Zamieszczone przez
Gazeta Wyborcza Rzeszów
Strażacy i służby ochrony środowiska mają nadzieję, że kolejny wyciek substancji ropopochodnych z kutra Posejdon nie spowodował zagrożenia dla Zalewu Solińskiego.
- Działaliśmy dosyć szybko i myślę, że udało nam się zebrać cały olej napędowy, który rozlał się na wodzie. Rozprzestrzenianie się plamy o długości około 700 metrów ograniczaliśmy zaporami, na olej sypaliśmy specjalny sorbent wchłaniający ropę i wszystko to zbieraliśmy. Pożyczyliśmy dwie zapory, w sumie mieliśmy kilkaset metrów zapór - mówi brygadier Mariusz Bieńczak, który 17 czerwca kierował akcją ratowania przed skażeniem Zalewu Solińskiego.
Przed południem przy brzegu w Polańczyku zatonął 12-metrowy kuter Posejdon. Statek poszedł na dno, a z jego wnętrza mogło się wylać, według strażaków, kilkadziesiąt litrów paliwa.
Tydzień wcześniej z Posejdona też wyciekło paliwo i rozlało się po wodach zalewu. Strażakom udało się zebrać zanieczyszczenie z powierzchni wody. Nie doszło do skażenia ani wody, ani terenu. O tym, czy teraz doszło do skażenia, będzie wiadomo za kilka dni, gdy będą znane wyniki badań wykonanych przez Inspekcję Ochrony Środowiska.
Dochodzenie w sprawie zatonięcia Posejdona prowadzi policja pod nadzorem leskiej prokuratury. Policjanci muszą wyjaśnić, jak doszło do zatonięcia kutra. Za pierwszym razem do wycieku doszło, bo na skutek obniżenia się poziomu wód w zalewie dziób Posejdona osiadł na mieliźnie, a rufę zalała woda. Kuter został wtedy wyciągnięty na brzeg, potem znów znalazł się na wodzie. 17 czerwca rano Posejdon został sprzedany za około 100 zł. Stary właściciel zapewnia, że gdy sprzedawał kuter, był on szczelny.
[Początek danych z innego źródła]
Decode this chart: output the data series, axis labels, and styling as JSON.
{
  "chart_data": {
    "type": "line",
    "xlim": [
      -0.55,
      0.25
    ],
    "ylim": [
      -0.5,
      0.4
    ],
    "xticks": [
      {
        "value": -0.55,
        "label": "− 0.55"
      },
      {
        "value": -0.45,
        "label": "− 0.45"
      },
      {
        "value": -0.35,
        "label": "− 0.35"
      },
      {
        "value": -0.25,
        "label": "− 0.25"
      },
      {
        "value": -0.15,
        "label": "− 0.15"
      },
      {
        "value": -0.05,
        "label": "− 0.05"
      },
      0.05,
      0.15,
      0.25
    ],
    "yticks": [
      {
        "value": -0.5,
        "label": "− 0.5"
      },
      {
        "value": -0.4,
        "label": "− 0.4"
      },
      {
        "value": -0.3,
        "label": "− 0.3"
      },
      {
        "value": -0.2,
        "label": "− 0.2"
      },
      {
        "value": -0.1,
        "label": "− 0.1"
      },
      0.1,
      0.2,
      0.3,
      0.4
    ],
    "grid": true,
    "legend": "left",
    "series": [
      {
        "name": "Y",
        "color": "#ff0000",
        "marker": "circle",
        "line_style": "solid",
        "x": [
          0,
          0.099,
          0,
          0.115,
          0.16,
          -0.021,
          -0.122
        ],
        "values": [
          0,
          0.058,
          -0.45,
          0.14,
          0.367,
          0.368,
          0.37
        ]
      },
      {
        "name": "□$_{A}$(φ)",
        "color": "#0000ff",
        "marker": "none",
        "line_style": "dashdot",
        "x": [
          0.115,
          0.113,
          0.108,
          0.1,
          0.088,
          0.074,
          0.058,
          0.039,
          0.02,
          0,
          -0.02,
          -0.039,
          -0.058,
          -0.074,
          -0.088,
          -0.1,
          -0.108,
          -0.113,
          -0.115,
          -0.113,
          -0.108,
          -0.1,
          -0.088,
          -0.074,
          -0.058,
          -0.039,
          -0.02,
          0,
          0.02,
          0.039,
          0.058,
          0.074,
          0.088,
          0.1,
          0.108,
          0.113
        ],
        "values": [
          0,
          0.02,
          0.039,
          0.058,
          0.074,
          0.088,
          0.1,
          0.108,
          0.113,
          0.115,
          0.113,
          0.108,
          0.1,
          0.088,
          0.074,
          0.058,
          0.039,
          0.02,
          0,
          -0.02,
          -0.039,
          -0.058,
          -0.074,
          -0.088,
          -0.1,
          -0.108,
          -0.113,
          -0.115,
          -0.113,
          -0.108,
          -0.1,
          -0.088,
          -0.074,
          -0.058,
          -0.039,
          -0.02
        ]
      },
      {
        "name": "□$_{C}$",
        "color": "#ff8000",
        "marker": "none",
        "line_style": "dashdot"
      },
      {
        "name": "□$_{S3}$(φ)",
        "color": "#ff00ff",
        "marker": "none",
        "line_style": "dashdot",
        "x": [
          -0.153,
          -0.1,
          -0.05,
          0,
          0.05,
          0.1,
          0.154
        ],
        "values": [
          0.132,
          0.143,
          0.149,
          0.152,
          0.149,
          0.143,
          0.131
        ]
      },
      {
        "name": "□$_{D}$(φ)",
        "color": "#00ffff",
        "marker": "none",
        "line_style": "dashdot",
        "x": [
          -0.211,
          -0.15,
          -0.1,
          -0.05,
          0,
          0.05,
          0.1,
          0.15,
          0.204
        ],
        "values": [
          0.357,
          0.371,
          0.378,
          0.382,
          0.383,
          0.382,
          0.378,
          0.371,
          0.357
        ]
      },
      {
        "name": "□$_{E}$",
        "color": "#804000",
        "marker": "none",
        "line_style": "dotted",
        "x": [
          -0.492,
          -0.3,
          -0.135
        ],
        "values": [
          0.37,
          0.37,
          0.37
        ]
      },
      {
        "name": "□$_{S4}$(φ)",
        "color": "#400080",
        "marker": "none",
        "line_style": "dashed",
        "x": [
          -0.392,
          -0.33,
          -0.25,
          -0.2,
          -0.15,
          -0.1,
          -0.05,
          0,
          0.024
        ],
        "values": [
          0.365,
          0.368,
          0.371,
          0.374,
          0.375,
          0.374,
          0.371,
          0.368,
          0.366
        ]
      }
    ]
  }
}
Nowy właściciel poinformował strażaków, że nie zdążył przyjrzeć się statkowi, zanim ten zatonął. Nieoficjalnie nie wyklucza się celowego zatopienia kutra.
Posejdon nie mógł pływać po zalewie. Nie był dopuszczony do żeglugi, bo nie miał ważnych badań technicznych, nie był zarejestrowany w Urzędzie Żeglugi Śródlądowej. Statek stał przy kei od 2001 roku.